Jet Lag: a Common Sleep Disorder
Jet lag is a sleep disorder that affects thousands of residents in Hawaii. When we sleep at night, an internal body clock automatically tells us when to go to sleep. This is why we become sleepy at night and at 1:00 or 2:00 in the afternoon. This body clock continues to cycle 24-hours per day.
Our body clock, however, is sluggish. When we change to a new time zone, our body clock does not immediately change. Our body still feels sleepy and tired which corresponds to the time zone we just came from.
About 75 percent of all people who cross through more than one time zone within 24 hours suffer jet lag symptoms which include drowsiness, exhaustion, loss of concentration and irritability. Although there is no cure for jet lag, you can lessen its effects:
Get plenty of sleep prior to your trip. If possible, try to adjust your regular activities so you do them at the times you will be doing them in the new time zone.

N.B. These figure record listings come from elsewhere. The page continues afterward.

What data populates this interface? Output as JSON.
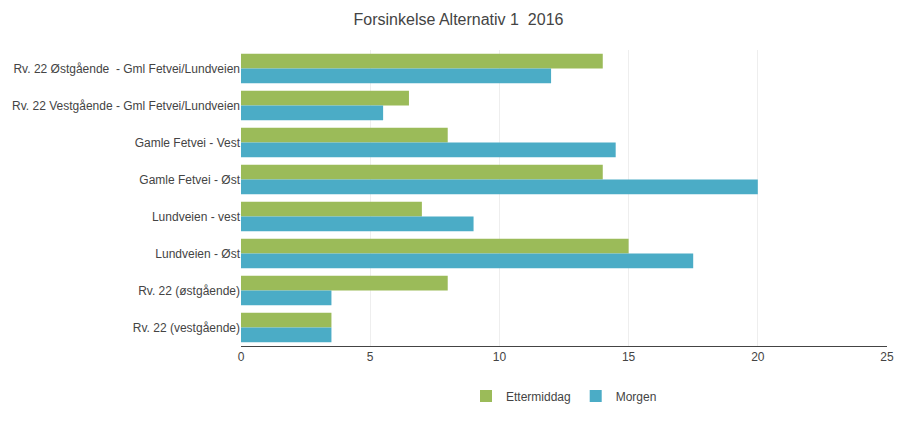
{
  "chart_data": {
    "type": "bar",
    "orientation": "horizontal",
    "title": "Forsinkelse Alternativ 1  2016",
    "categories": [
      "Rv. 22 Østgående  - Gml Fetvei/Lundveien",
      "Rv. 22 Vestgående - Gml Fetvei/Lundveien",
      "Gamle Fetvei - Vest",
      "Gamle Fetvei - Øst",
      "Lundveien - vest",
      "Lundveien - Øst",
      "Rv. 22 (østgående)",
      "Rv. 22 (vestgående)"
    ],
    "series": [
      {
        "name": "Ettermiddag",
        "color": "#9BBB59",
        "values": [
          14,
          6.5,
          8,
          14,
          7,
          15,
          8,
          3.5
        ]
      },
      {
        "name": "Morgen",
        "color": "#4BACC6",
        "values": [
          12,
          5.5,
          14.5,
          20,
          9,
          17.5,
          3.5,
          3.5
        ]
      }
    ],
    "xlim": [
      0,
      25
    ],
    "xticks": [
      0,
      5,
      10,
      15,
      20,
      25
    ],
    "grid": true,
    "legend": "bottom"
  }
}
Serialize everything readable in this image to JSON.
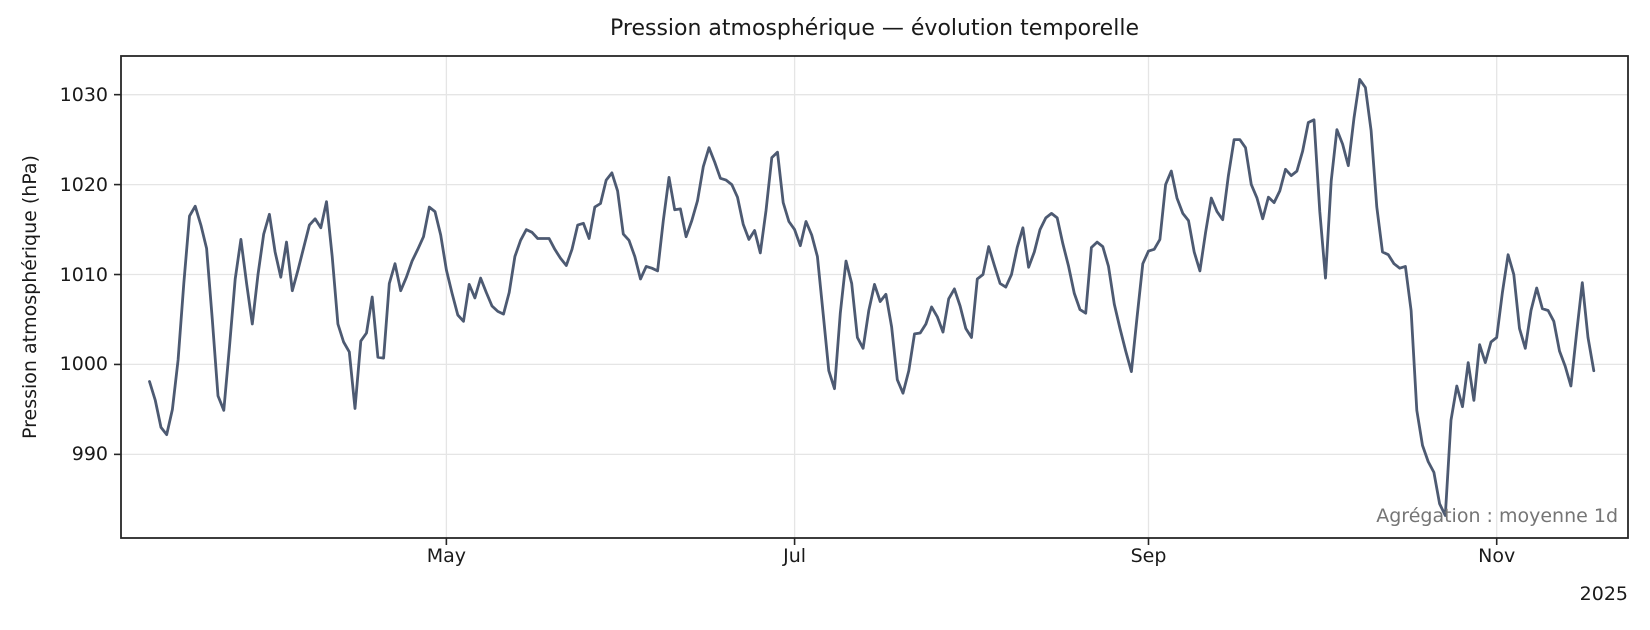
{
  "chart_data": {
    "type": "line",
    "title": "Pression atmosphérique — évolution temporelle",
    "ylabel": "Pression atmosphérique (hPa)",
    "xlabel": "",
    "annotation": "Agrégation : moyenne 1d",
    "year_label": "2025",
    "grid": true,
    "legend": false,
    "x_domain": [
      "2025-03-05",
      "2025-11-24"
    ],
    "y_domain": [
      980.7,
      1034.3
    ],
    "x_ticks": [
      {
        "label": "May",
        "date": "2025-05-01"
      },
      {
        "label": "Jul",
        "date": "2025-07-01"
      },
      {
        "label": "Sep",
        "date": "2025-09-01"
      },
      {
        "label": "Nov",
        "date": "2025-11-01"
      }
    ],
    "y_ticks": [
      990,
      1000,
      1010,
      1020,
      1030
    ],
    "colors": {
      "line": "#4d5a72",
      "grid": "#e5e5e5",
      "spine": "#262626",
      "tick_label": "#262626",
      "annotation": "#757575",
      "background": "#ffffff"
    },
    "series": [
      {
        "name": "Pression atmosphérique (moyenne 1d)",
        "unit": "hPa",
        "start_date": "2025-03-10",
        "end_date": "2025-11-18",
        "step_days": 1,
        "values": [
          998.1,
          996.0,
          993.0,
          992.2,
          995.0,
          1000.5,
          1009.0,
          1016.5,
          1017.6,
          1015.5,
          1012.9,
          1005.0,
          996.5,
          994.9,
          1002.0,
          1009.5,
          1013.9,
          1009.0,
          1004.5,
          1010.0,
          1014.5,
          1016.7,
          1012.5,
          1009.7,
          1013.6,
          1008.2,
          1010.5,
          1013.0,
          1015.5,
          1016.2,
          1015.2,
          1018.1,
          1012.0,
          1004.5,
          1002.5,
          1001.4,
          995.1,
          1002.6,
          1003.5,
          1007.5,
          1000.8,
          1000.7,
          1009.0,
          1011.2,
          1008.2,
          1009.7,
          1011.5,
          1012.8,
          1014.2,
          1017.5,
          1017.0,
          1014.4,
          1010.5,
          1007.9,
          1005.5,
          1004.8,
          1008.9,
          1007.4,
          1009.6,
          1008.0,
          1006.5,
          1005.9,
          1005.6,
          1008.0,
          1012.0,
          1013.8,
          1015.0,
          1014.7,
          1014.0,
          1014.0,
          1014.0,
          1012.8,
          1011.8,
          1011.0,
          1012.8,
          1015.5,
          1015.7,
          1014.0,
          1017.5,
          1017.9,
          1020.5,
          1021.3,
          1019.3,
          1014.5,
          1013.8,
          1012.0,
          1009.5,
          1010.9,
          1010.7,
          1010.4,
          1016.0,
          1020.8,
          1017.2,
          1017.3,
          1014.2,
          1016.0,
          1018.2,
          1022.0,
          1024.1,
          1022.5,
          1020.7,
          1020.5,
          1020.0,
          1018.6,
          1015.6,
          1013.9,
          1014.9,
          1012.4,
          1017.1,
          1023.0,
          1023.6,
          1018.0,
          1015.9,
          1015.0,
          1013.2,
          1015.9,
          1014.4,
          1012.0,
          1005.7,
          999.3,
          997.3,
          1005.7,
          1011.5,
          1009.0,
          1003.0,
          1001.8,
          1006.0,
          1008.9,
          1007.0,
          1007.8,
          1004.2,
          998.3,
          996.8,
          999.3,
          1003.4,
          1003.5,
          1004.5,
          1006.4,
          1005.3,
          1003.6,
          1007.3,
          1008.4,
          1006.5,
          1004.0,
          1003.0,
          1009.5,
          1010.0,
          1013.1,
          1011.0,
          1009.0,
          1008.6,
          1010.0,
          1013.0,
          1015.2,
          1010.8,
          1012.5,
          1015.0,
          1016.3,
          1016.8,
          1016.3,
          1013.4,
          1010.9,
          1007.9,
          1006.1,
          1005.7,
          1013.0,
          1013.6,
          1013.1,
          1010.9,
          1006.7,
          1004.0,
          1001.5,
          999.2,
          1005.3,
          1011.2,
          1012.6,
          1012.8,
          1013.9,
          1020.0,
          1021.5,
          1018.5,
          1016.8,
          1016.0,
          1012.5,
          1010.4,
          1014.7,
          1018.5,
          1017.0,
          1016.1,
          1021.0,
          1025.0,
          1025.0,
          1024.1,
          1020.0,
          1018.5,
          1016.2,
          1018.6,
          1018.0,
          1019.3,
          1021.7,
          1021.0,
          1021.5,
          1023.7,
          1026.9,
          1027.2,
          1017.0,
          1009.6,
          1020.4,
          1026.1,
          1024.5,
          1022.1,
          1027.4,
          1031.7,
          1030.8,
          1026.0,
          1017.5,
          1012.5,
          1012.2,
          1011.2,
          1010.7,
          1010.9,
          1006.0,
          994.9,
          991.0,
          989.2,
          988.0,
          984.5,
          983.2,
          993.8,
          997.6,
          995.3,
          1000.2,
          996.0,
          1002.2,
          1000.2,
          1002.5,
          1003.0,
          1008.0,
          1012.2,
          1010.0,
          1004.0,
          1001.8,
          1006.0,
          1008.5,
          1006.2,
          1006.0,
          1004.8,
          1001.5,
          999.8,
          997.6,
          1003.5,
          1009.1,
          1003.0,
          999.3
        ]
      }
    ]
  }
}
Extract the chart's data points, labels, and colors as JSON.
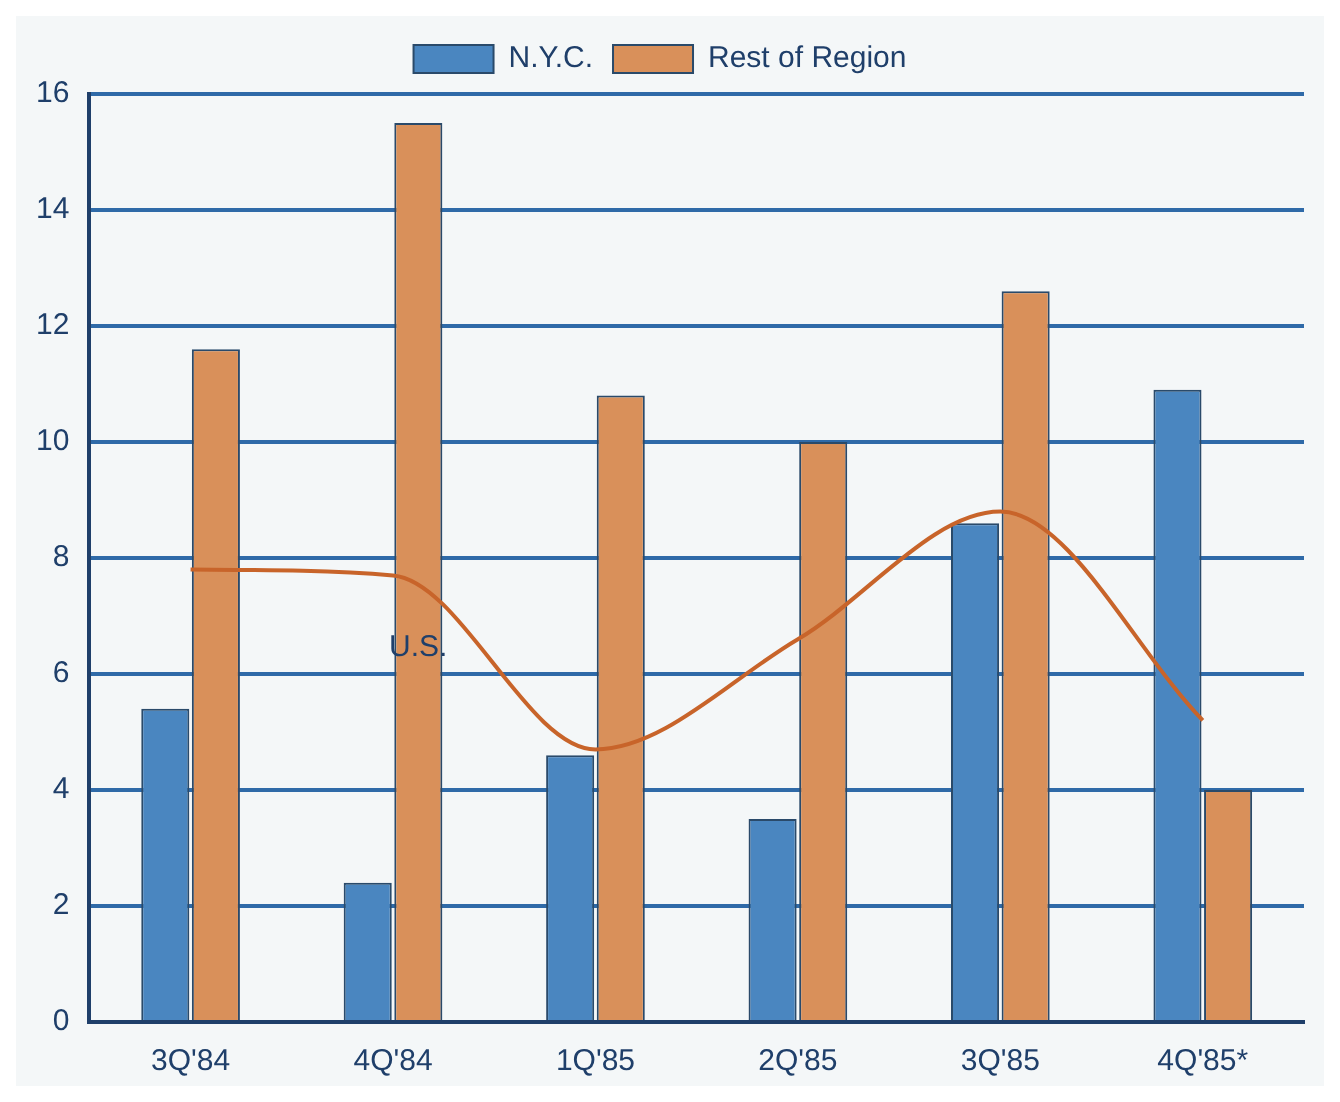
{
  "chart_data": {
    "type": "bar",
    "categories": [
      "3Q'84",
      "4Q'84",
      "1Q'85",
      "2Q'85",
      "3Q'85",
      "4Q'85*"
    ],
    "series": [
      {
        "name": "N.Y.C.",
        "color": "#4a86c0",
        "values": [
          5.4,
          2.4,
          4.6,
          3.5,
          8.6,
          10.9
        ]
      },
      {
        "name": "Rest of Region",
        "color": "#d9905a",
        "values": [
          11.6,
          15.5,
          10.8,
          10.0,
          12.6,
          4.0
        ]
      },
      {
        "name": "U.S.",
        "type": "line",
        "color": "#c8642a",
        "values": [
          7.8,
          7.7,
          4.7,
          6.6,
          8.8,
          5.2
        ]
      }
    ],
    "ylim": [
      0,
      16
    ],
    "yticks": [
      0,
      2,
      4,
      6,
      8,
      10,
      12,
      14,
      16
    ],
    "grid": "y",
    "legend": "top",
    "marker": "none"
  }
}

Eat very little, drink only water and avoid alcohol and caffeine in flight. Set your watch to the time zone you will be adjusting to and start eating and sleeping in that time frame.
When you get to your destination, do not nap. Walk around, talk to people and try to get used to the environment.
Light is the most important factor in helping your body to rapidly adjust to a new time zone. When you travel to a new time zone, a brisk walk in the early morning exposes you to bright light (don't wear sunglasses) and is the best way of prompting the internal body clock to readjust.
In general, it takes one day for the internal body clock to adjust for each hour of time zone change. This means it will take you about two days to adjust for a trip to the West Coast and five days to adjust when traveling to the East Coast. Traveling to Bangkok will take you a full seven days to adjust to the new time zone.
Medical science has been actively pursuing ways of speeding up the internal body clock's ability to adapt to time changes. Besides light, "chronotherapy" is the second most effective way of helping your body clock readjust.
This means adjusting to your time zone before you leave to that of your target destination. In other words, if you travel to the West Coast, get up two hours earlier each morning for about two to three days before you leave on your trip. If you fly to Tokyo, get up about five hours later each morning for about five days before you go on your trip. Obviously, however, not everyone can do this.
Melatonin has also been reported as being effective in speeding up the internal body clock. Melatonin is a hormone given off by the brain during darkness. It fools the internal body clock into adjusting to a new time zone more rapidly. Take Melatonin only under the direction of your own family physician.
Getting ample rest is an important part of staying healthy. Occasional problems with falling asleep and periodic arousals are nothing to worry about. Consult your physician if you have problems getting enough sleep.